MOSCOW — Earlier generations of Yaroslav Sivulsky's family were persecuted as Jehovah's Witnesses in the Soviet Union, and then the state still sought to ban the group as a dangerous cult--even in democratic Russia.
Finally, in what was called an important victory for religious freedom in Russia, Sivulsky saw justice done Friday when a Moscow court threw out a case that sought to outlaw the group in the capital.
In 1998, an anti-cult group called the Committee to Save Our Youth pushed for action against the Jehovah's Witnesses. Prosecutors in Moscow's northern district launched the case in early 1999 based on Russia's controversial 1997 law on religion, designed to limit the activities of foreign religious organizations.
For Sivulsky, the case was a flashback to the repressive Stalin regime 50 years ago when his parents, grandparents and thousands of other Jehovah's Witness families were exiled to Siberia. His father got seven years in a labor camp, he said.
"The accusations were basically the same," he said Friday. "The accusation was that their religion ran counter to the ideology of the Communist Party."
Sivulsky, 33, was jailed for 18 months in 1987 for refusing to serve in the Soviet army. Believers do not accept blood transfusions, refuse to salute any national flag or do military service.
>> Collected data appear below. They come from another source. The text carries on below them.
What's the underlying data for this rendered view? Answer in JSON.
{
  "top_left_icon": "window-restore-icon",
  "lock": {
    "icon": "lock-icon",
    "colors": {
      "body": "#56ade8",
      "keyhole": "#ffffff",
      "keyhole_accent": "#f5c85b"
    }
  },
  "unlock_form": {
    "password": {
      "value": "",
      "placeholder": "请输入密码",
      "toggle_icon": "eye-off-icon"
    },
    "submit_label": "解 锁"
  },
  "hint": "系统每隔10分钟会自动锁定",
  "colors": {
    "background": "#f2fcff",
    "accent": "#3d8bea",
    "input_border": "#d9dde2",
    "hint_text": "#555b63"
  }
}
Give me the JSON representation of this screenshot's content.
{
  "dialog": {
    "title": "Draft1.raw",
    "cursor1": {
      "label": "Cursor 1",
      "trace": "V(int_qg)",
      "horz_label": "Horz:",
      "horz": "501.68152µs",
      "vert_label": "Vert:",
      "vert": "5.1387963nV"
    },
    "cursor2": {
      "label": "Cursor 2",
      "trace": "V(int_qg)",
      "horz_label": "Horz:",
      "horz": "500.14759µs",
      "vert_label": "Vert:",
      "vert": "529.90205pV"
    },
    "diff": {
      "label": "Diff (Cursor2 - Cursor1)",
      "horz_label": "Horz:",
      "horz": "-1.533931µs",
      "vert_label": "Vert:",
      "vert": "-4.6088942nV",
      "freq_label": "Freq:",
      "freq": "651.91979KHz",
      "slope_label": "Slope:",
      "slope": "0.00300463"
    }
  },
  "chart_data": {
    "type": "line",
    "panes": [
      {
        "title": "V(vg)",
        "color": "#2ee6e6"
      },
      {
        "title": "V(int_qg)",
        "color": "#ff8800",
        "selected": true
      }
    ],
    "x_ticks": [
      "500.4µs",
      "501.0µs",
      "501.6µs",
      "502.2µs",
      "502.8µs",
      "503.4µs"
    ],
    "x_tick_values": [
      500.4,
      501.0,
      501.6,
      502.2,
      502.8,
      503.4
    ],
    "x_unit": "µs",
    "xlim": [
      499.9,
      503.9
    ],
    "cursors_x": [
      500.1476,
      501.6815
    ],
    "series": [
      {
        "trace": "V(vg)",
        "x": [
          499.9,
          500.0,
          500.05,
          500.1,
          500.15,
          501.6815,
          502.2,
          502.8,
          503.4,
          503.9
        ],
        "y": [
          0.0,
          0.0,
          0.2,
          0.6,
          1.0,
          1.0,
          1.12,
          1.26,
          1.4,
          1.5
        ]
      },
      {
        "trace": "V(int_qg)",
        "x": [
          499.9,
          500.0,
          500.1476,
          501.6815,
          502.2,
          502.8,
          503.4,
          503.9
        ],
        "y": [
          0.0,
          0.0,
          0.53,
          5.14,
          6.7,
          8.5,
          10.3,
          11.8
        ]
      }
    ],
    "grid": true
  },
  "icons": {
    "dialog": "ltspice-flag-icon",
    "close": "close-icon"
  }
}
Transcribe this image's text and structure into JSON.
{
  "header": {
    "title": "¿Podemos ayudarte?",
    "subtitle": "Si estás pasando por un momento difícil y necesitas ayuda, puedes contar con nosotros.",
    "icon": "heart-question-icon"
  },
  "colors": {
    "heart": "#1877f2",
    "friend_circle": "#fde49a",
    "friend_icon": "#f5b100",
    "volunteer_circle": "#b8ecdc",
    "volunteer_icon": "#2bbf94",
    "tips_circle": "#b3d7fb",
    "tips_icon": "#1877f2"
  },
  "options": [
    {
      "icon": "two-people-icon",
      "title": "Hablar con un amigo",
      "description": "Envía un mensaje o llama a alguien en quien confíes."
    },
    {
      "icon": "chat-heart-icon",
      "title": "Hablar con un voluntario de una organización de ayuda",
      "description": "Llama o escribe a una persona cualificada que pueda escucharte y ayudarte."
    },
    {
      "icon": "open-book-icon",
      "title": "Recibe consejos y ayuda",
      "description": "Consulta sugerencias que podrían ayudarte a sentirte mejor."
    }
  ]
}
"In court [in 1987], I refused the services of a lawyer because the lawyer, the prosecution and the judge all played on the same team against me," he said.
Prosecutors in 1999 took action to ban the Jehovah's Witnesses under an article in the religion law aimed at cults, which can be outlawed for splitting families, inciting religious discord, encouraging suicide or denying medical care to the critically ill.
"Today's decision sends a very important and optimistic message to other religions and confessions trying to practice in Russia," said Sivulsky, who is spokesman for the Jehovah's Witnesses in Russia.
"Russian society is not prepared to go back to totalitarian thinking," he said. "It is impossible to prohibit freedom of religion, freedom of association and freedom to speak to people, which is basically what the prosecution was demanding."
Human rights groups welcomed Friday's decision but cautioned that harassment of many religious groups by bureaucrats and police remains common in Russia.